I'm starting to parallelize a big application, and I'm new to TBB.
I'm trying to figure out how granular my parallelism should be, which involves weighing the costs of creating/scheduling tasks vs. the benefits of their potentially parallel execution.
Are there any guidelines as to how expensive task creation / scheduling is in TBB?
a) which parallel_xxx you use
b) if the task pool (sans your thread) or to the degree of portions thereof is completely idle
c) if the task pool (sans your thread) or to the degree of portions thereof is looking for work
d) if the task pool (sans your thread) or to the degree of portions thereof is working on other tasks
e) if the other threads are in task stealing or directly scheduled tasks
f) which operating system you are running on
g) number of logical processors
h) the functional level within your program where you place your parallization.

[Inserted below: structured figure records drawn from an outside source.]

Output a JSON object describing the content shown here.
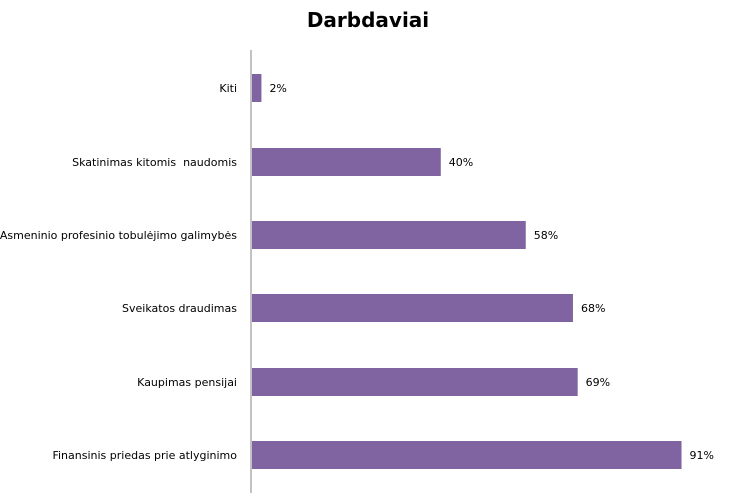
{
  "chart_data": {
    "type": "bar",
    "orientation": "horizontal",
    "title": "Darbdaviai",
    "categories": [
      "Kiti",
      "Skatinimas kitomis  naudomis",
      "Asmeninio profesinio tobulėjimo galimybės",
      "Sveikatos draudimas",
      "Kaupimas pensijai",
      "Finansinis priedas prie atlyginimo"
    ],
    "values": [
      2,
      40,
      58,
      68,
      69,
      91
    ],
    "data_labels": [
      "2%",
      "40%",
      "58%",
      "68%",
      "69%",
      "91%"
    ],
    "xlim": [
      0,
      100
    ],
    "grid": false,
    "legend": "none",
    "bar_color": "#8064A2"
  }
}
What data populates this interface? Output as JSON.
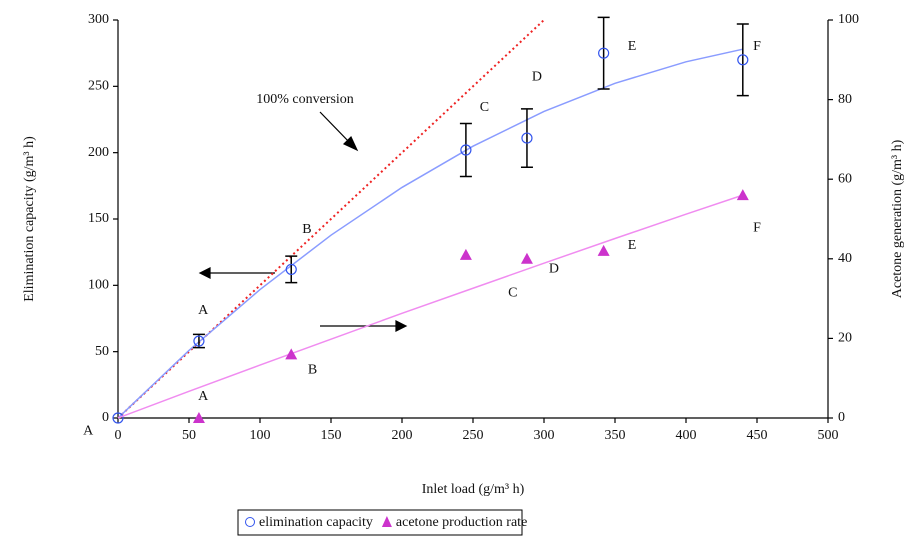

Your best bet is to insturment your code and run tests. Working from the outer layers of the application inwards will generally produce better results. At some point you will/may reach saturation and after this point further parallization is futile (until there is a platform change). Also, the code you insert to insturment performance can be reused to add an autotune capability.
That said, a task size of a 1000 clocks or less is impractically small for TBB, and a task size of greater than a 1,000,000 clocks is likely more than big enough. So that leaves only three orders of magnitude to check with experiments, which is not difficult if you use a logarithmic scale (e.g. for a first cut, try successive grain sizes that differ by a factor of 4).